The remainder of the video analysis was performed in the laboratory. Observations were made during 10-second intervals at the top of every minute. During the video review process, benthic macro-organisms were identified to the lowest possible taxa. Components of benthic habitats, including primary (greater than 50 percent coverage within the viewed area during the 10-second sample) and secondary (greater than 20 percent coverage) substratum types (for example, rock, sand, etc., based on Tissot and others, 2006), biotic coverage, and biotic-complexity (organisms with complex structure, height greater than a meter, or in high numbers), also were evaluated and recorded in each 10-second interval. Data acquired directly from the cruises were used to populate the fields for abiotic complexity based on small-scale variations in height of the seafloor surface and abiotic slope (measured as low, medium, or high degree of complexity). Still photographs taken along each camera sled line also were used to help identify the benthic macro-organisms.

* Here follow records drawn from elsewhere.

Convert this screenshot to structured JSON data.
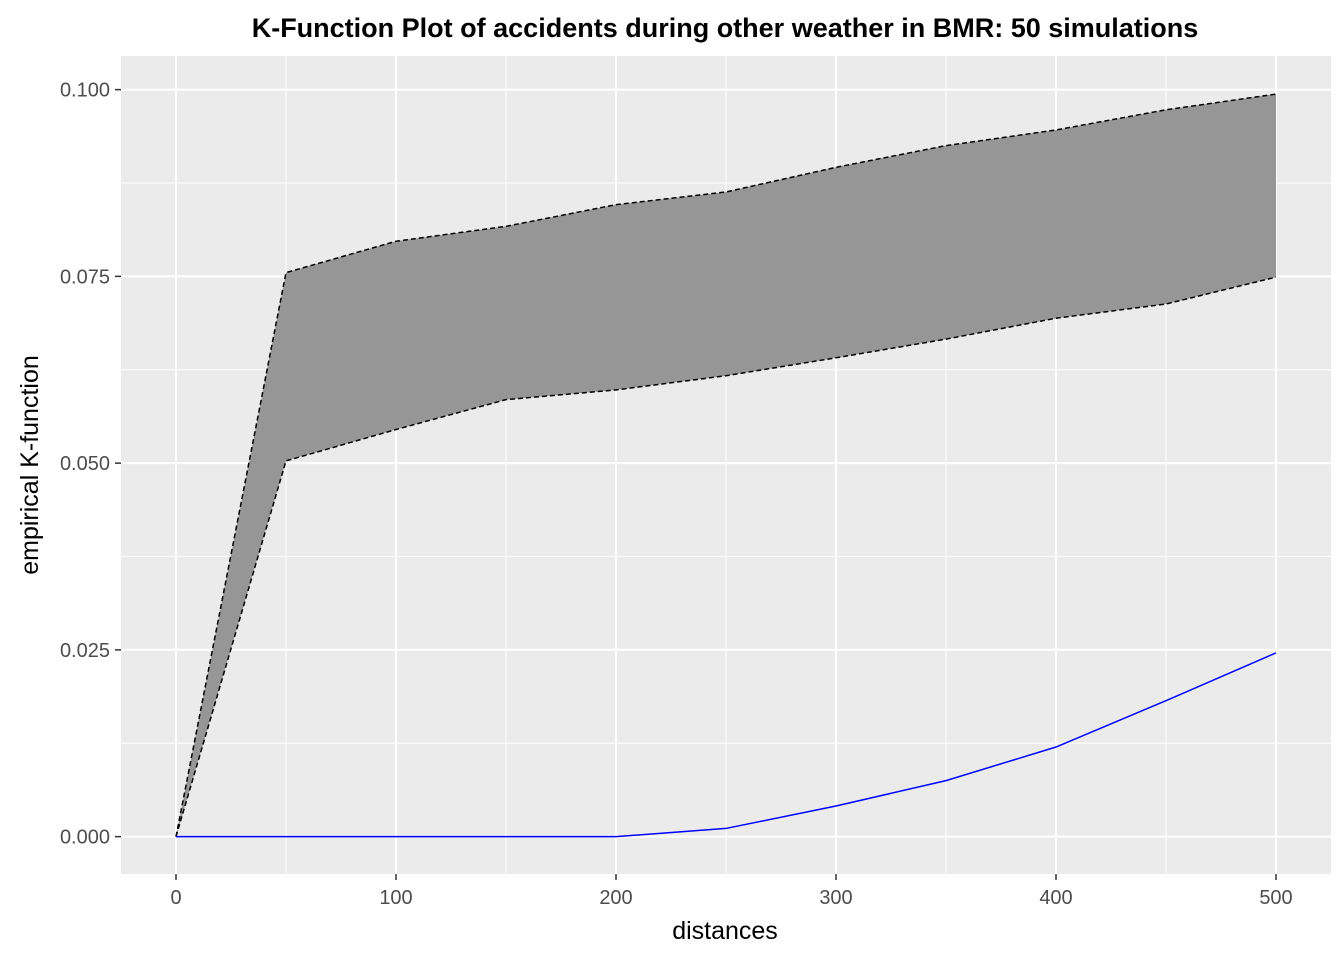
{
  "chart_data": {
    "type": "line",
    "title": "K-Function Plot of accidents during other weather in BMR: 50 simulations",
    "xlabel": "distances",
    "ylabel": "empirical K-function",
    "xlim": [
      -25,
      525
    ],
    "ylim": [
      -0.005,
      0.1045
    ],
    "xticks": [
      0,
      100,
      200,
      300,
      400,
      500
    ],
    "xtick_labels": [
      "0",
      "100",
      "200",
      "300",
      "400",
      "500"
    ],
    "yticks": [
      0,
      0.025,
      0.05,
      0.075,
      0.1
    ],
    "ytick_labels": [
      "0.000",
      "0.025",
      "0.050",
      "0.075",
      "0.100"
    ],
    "grid": true,
    "x": [
      0,
      50,
      100,
      150,
      200,
      250,
      300,
      350,
      400,
      450,
      500
    ],
    "envelope": {
      "upper": [
        0,
        0.0755,
        0.0797,
        0.0817,
        0.0846,
        0.0863,
        0.0896,
        0.0925,
        0.0946,
        0.0973,
        0.0994
      ],
      "lower": [
        0,
        0.0503,
        0.0545,
        0.0585,
        0.0598,
        0.0617,
        0.0641,
        0.0666,
        0.0694,
        0.0713,
        0.0749
      ],
      "fill_color": "#969696",
      "line_color": "#000000"
    },
    "series": [
      {
        "values": [
          0,
          0,
          0,
          0,
          0,
          0.0011,
          0.0041,
          0.0075,
          0.012,
          0.0182,
          0.0246
        ],
        "color": "#0000ff"
      }
    ],
    "panel_color": "#ebebeb",
    "gridline_color": "#ffffff"
  }
}
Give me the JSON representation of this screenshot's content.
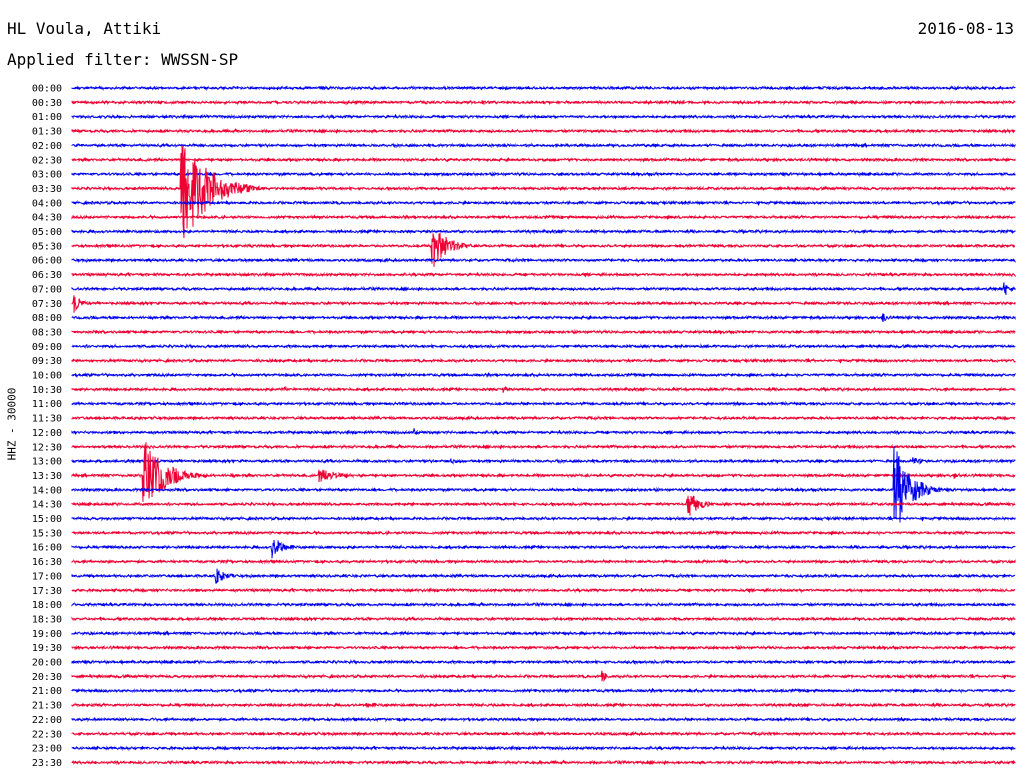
{
  "header": {
    "station": "HL Voula, Attiki",
    "date": "2016-08-13",
    "filter": "Applied filter: WWSSN-SP"
  },
  "axis": {
    "ylabel": "HHZ - 30000"
  },
  "colors": {
    "blue": "#0000ee",
    "red": "#ee0033"
  },
  "chart_data": {
    "type": "line",
    "title": "HL Voula, Attiki",
    "subtitle": "Applied filter: WWSSN-SP",
    "ylabel": "HHZ - 30000",
    "rows": [
      "00:00",
      "00:30",
      "01:00",
      "01:30",
      "02:00",
      "02:30",
      "03:00",
      "03:30",
      "04:00",
      "04:30",
      "05:00",
      "05:30",
      "06:00",
      "06:30",
      "07:00",
      "07:30",
      "08:00",
      "08:30",
      "09:00",
      "09:30",
      "10:00",
      "10:30",
      "11:00",
      "11:30",
      "12:00",
      "12:30",
      "13:00",
      "13:30",
      "14:00",
      "14:30",
      "15:00",
      "15:30",
      "16:00",
      "16:30",
      "17:00",
      "17:30",
      "18:00",
      "18:30",
      "19:00",
      "19:30",
      "20:00",
      "20:30",
      "21:00",
      "21:30",
      "22:00",
      "22:30",
      "23:00",
      "23:30"
    ],
    "line_minutes": 30,
    "series_colors": [
      "blue",
      "red"
    ],
    "events": [
      {
        "row": "03:30",
        "minute": 3.5,
        "amplitude": 60,
        "duration_min": 2.5
      },
      {
        "row": "05:30",
        "minute": 11.5,
        "amplitude": 22,
        "duration_min": 1.5
      },
      {
        "row": "07:30",
        "minute": 0.1,
        "amplitude": 10,
        "duration_min": 0.6
      },
      {
        "row": "07:00",
        "minute": 29.7,
        "amplitude": 8,
        "duration_min": 0.5
      },
      {
        "row": "08:00",
        "minute": 25.8,
        "amplitude": 6,
        "duration_min": 0.4
      },
      {
        "row": "13:30",
        "minute": 2.3,
        "amplitude": 38,
        "duration_min": 2.0
      },
      {
        "row": "13:30",
        "minute": 7.9,
        "amplitude": 7,
        "duration_min": 2.0
      },
      {
        "row": "14:00",
        "minute": 26.2,
        "amplitude": 45,
        "duration_min": 1.5
      },
      {
        "row": "14:30",
        "minute": 19.6,
        "amplitude": 16,
        "duration_min": 1.0
      },
      {
        "row": "16:00",
        "minute": 6.4,
        "amplitude": 12,
        "duration_min": 1.0
      },
      {
        "row": "17:00",
        "minute": 4.6,
        "amplitude": 8,
        "duration_min": 1.0
      },
      {
        "row": "20:30",
        "minute": 16.9,
        "amplitude": 6,
        "duration_min": 0.4
      },
      {
        "row": "13:00",
        "minute": 12.1,
        "amplitude": 3,
        "duration_min": 1.0
      },
      {
        "row": "13:00",
        "minute": 26.8,
        "amplitude": 4,
        "duration_min": 0.8
      },
      {
        "row": "10:30",
        "minute": 6.7,
        "amplitude": 4,
        "duration_min": 0.6
      },
      {
        "row": "10:30",
        "minute": 13.7,
        "amplitude": 4,
        "duration_min": 0.5
      },
      {
        "row": "12:00",
        "minute": 10.9,
        "amplitude": 5,
        "duration_min": 0.2
      },
      {
        "row": "21:30",
        "minute": 9.4,
        "amplitude": 3,
        "duration_min": 1.2
      },
      {
        "row": "13:30",
        "minute": 28.1,
        "amplitude": 3,
        "duration_min": 0.6
      }
    ]
  }
}
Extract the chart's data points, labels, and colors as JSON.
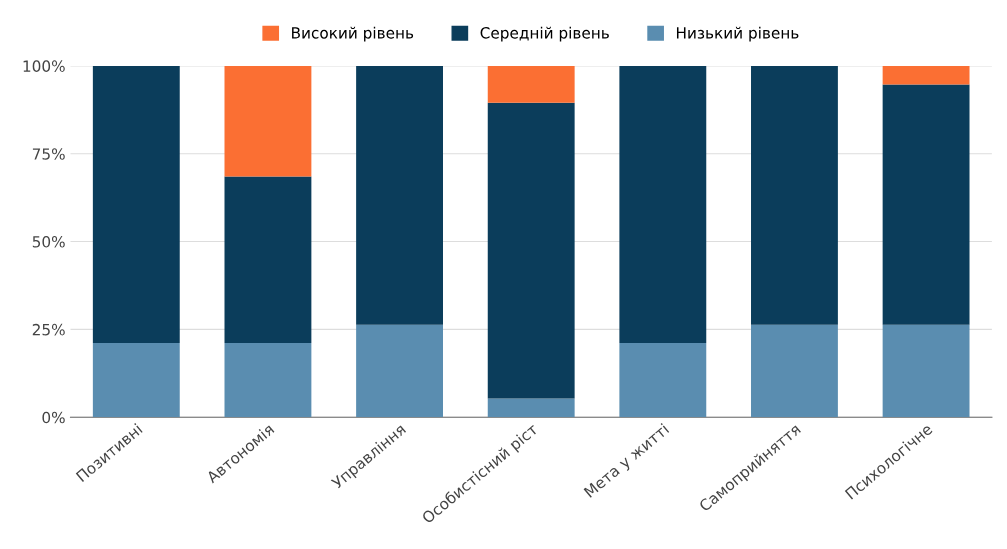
{
  "chart_data": {
    "type": "bar",
    "stacked": true,
    "categories": [
      "Позитивні",
      "Автономія",
      "Управління",
      "Особистісний ріст",
      "Мета у житті",
      "Самоприйняття",
      "Психологічне"
    ],
    "series": [
      {
        "name": "Низький рівень",
        "color": "#5a8db0",
        "values": [
          21.1,
          21.1,
          26.3,
          5.3,
          21.1,
          26.3,
          26.3
        ]
      },
      {
        "name": "Середній рівень",
        "color": "#0b3d5b",
        "values": [
          78.9,
          47.4,
          73.7,
          84.2,
          78.9,
          73.7,
          68.4
        ]
      },
      {
        "name": "Високий рівень",
        "color": "#fb6f33",
        "values": [
          0,
          31.5,
          0,
          10.5,
          0,
          0,
          5.3
        ]
      }
    ],
    "ylim": [
      0,
      100
    ],
    "yticks": [
      {
        "value": 0,
        "label": "0%"
      },
      {
        "value": 25,
        "label": "25%"
      },
      {
        "value": 50,
        "label": "50%"
      },
      {
        "value": 75,
        "label": "75%"
      },
      {
        "value": 100,
        "label": "100%"
      }
    ],
    "grid": "y",
    "legend": "top"
  }
}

Observations were recorded into a spreadsheet using the video program MediaMapper (Red Hen Systems, Inc.), and held in digital data files. Data were recorded on cruise name, time, latitude, longitude, and camera-line number, in addition to the variables mentioned above (such as primary and secondary habitat, abiotic slope, abiotic complexity, biotic coverage, biotic complexity, and associated benthic macro-organisms).
Tissot, B.N., Yoklavich, M.M., Love, M.S., York, K., and Amend, M., 2006, Benthic invertebrates that form habitat on deep banks off southern California, with special reference to deep sea coral: Fishery Bulletin, v. 104, p. 167–181.